Sometimes using a scale for baking is important because the volume of a given weight of flour or another ingredient varies based on many factors.

However, the most important reason to cook or bake by weight is TIME.  Your time.

It is SO much easier to cook if you have a good scale and get used to it. Think about it: you just scoop in peanut butter until it is the right weight, then pour in sugar, etc.

No extra measuring cups to scrape or clean after! 

Here are some recommendations for kitchen scales.


Cashew Butter

If you wanted to avoid peanuts, try substituting cashew butter instead... BUT the trick is that you need to cut out the white sugar.  (i.e. use half the sugar)


Sugar acts like a liquid in a cookie recipe. Cashew butter has a different profile than peanut and with the full amount of sugar, the cookies will be super thin and not very good.  

With half the sugar, it will not be super sweet.  You could sprinkle sugar on top of the cookie before baking or add a few extra chocolate chips if desired. 

I would also recommend reducing the baking soda a bit:

  • 220g cashew butter (1C)
  • 100g brown sugar (1/2C)
  • 1 egg
  • 3g baking soda (1/2 tsp)
  • dash vanilla (~10-15g)
  • maybe a bit of cinnamon
  • dark / bittersweet chocolate chips

Chocolate Peanut Butter

Come on, right?

Make the basic peanut butter recipe and add 30g of dutch processed cocoa powder (~2 heaping Tablespoons).  

These are a little drier, you could reduce the peanut butter by 20g and only use 200g if you prefer. 

Chocolate with flour

OK -- this really is the best cookie -- it isn't GF anymore, but the flour lets us add butter and... yeah... butter is SUCH a good idea for cookies... these are less 'rustic' and more cookie-like.  
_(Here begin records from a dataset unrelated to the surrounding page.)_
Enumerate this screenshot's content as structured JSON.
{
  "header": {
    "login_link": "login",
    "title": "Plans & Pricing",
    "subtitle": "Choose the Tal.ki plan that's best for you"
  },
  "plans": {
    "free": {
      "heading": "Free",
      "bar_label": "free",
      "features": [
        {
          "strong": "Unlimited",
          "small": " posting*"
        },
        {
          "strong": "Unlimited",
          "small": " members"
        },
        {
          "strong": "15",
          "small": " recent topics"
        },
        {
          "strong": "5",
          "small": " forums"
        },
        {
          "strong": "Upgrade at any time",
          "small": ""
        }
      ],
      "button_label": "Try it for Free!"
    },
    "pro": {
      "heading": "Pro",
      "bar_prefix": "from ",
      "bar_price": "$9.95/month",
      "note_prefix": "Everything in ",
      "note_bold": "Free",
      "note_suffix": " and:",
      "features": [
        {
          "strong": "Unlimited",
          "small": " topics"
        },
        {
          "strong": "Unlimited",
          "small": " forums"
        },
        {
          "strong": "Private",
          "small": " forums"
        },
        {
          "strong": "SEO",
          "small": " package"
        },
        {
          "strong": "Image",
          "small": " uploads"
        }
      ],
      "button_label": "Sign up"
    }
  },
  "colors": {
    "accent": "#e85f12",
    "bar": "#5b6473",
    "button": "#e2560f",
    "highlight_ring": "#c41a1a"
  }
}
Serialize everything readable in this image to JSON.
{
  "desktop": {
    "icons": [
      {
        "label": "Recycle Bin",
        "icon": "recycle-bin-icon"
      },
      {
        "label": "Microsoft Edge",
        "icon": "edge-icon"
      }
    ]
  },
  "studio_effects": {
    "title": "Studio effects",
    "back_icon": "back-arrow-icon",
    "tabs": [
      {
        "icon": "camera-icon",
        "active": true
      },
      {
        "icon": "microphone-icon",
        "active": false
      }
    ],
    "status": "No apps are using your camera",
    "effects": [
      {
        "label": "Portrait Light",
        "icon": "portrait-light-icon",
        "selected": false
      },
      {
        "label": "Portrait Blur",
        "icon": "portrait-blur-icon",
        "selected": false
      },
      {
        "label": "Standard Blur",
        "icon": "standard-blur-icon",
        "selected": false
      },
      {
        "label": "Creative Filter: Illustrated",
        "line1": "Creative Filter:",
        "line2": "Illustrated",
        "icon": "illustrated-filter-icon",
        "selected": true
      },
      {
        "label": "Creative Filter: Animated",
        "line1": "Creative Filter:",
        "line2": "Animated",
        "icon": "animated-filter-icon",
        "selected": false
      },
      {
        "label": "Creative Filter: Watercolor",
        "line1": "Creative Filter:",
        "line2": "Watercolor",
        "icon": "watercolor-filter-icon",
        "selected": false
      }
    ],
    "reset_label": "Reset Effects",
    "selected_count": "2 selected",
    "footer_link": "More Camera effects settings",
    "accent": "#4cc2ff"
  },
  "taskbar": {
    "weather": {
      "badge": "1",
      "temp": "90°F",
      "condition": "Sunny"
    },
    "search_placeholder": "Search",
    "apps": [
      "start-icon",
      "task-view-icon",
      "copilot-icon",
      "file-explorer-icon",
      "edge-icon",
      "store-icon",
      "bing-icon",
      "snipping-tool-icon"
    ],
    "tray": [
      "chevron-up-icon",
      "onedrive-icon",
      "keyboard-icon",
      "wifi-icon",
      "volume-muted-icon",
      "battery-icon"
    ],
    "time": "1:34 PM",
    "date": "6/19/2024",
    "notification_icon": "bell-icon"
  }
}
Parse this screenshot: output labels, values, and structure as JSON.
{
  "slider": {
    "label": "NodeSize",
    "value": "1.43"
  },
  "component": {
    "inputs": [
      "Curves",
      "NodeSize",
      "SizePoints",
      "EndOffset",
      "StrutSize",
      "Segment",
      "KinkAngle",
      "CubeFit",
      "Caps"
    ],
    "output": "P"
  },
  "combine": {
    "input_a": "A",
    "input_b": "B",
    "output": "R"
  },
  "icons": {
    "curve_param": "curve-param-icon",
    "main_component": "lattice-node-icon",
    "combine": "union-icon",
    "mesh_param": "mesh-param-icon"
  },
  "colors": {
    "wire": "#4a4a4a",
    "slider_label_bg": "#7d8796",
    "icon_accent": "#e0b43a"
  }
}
Make the same basic recipe, but add:

  • 100g of AP flour
  • 75g melted butter (or maybe 100)
  • 60g of chocolate powder 
  • Top with sugar to compensate for the extra bitter in the chocolate

(more chocolate than the other chocolate recipe calls for)

Don't overcook. They will be very delicate, allow to cool on the pan a bit and then transfer to a wire sheet to cool almost fully before eating -- a glass of whole milk is a great idea. 

Comments (2)

  1. Marie DiBona:
    Apr 02, 2017 at 04:51 PM

    So these are flourless cookies?

  2. Jack McCann:
    Apr 02, 2017 at 04:53 PM

    Yup -- they wind up being 'rustic' as a result. One could add a bit of flour and maybe some milk or butter to lighten them up a bit if you wanted.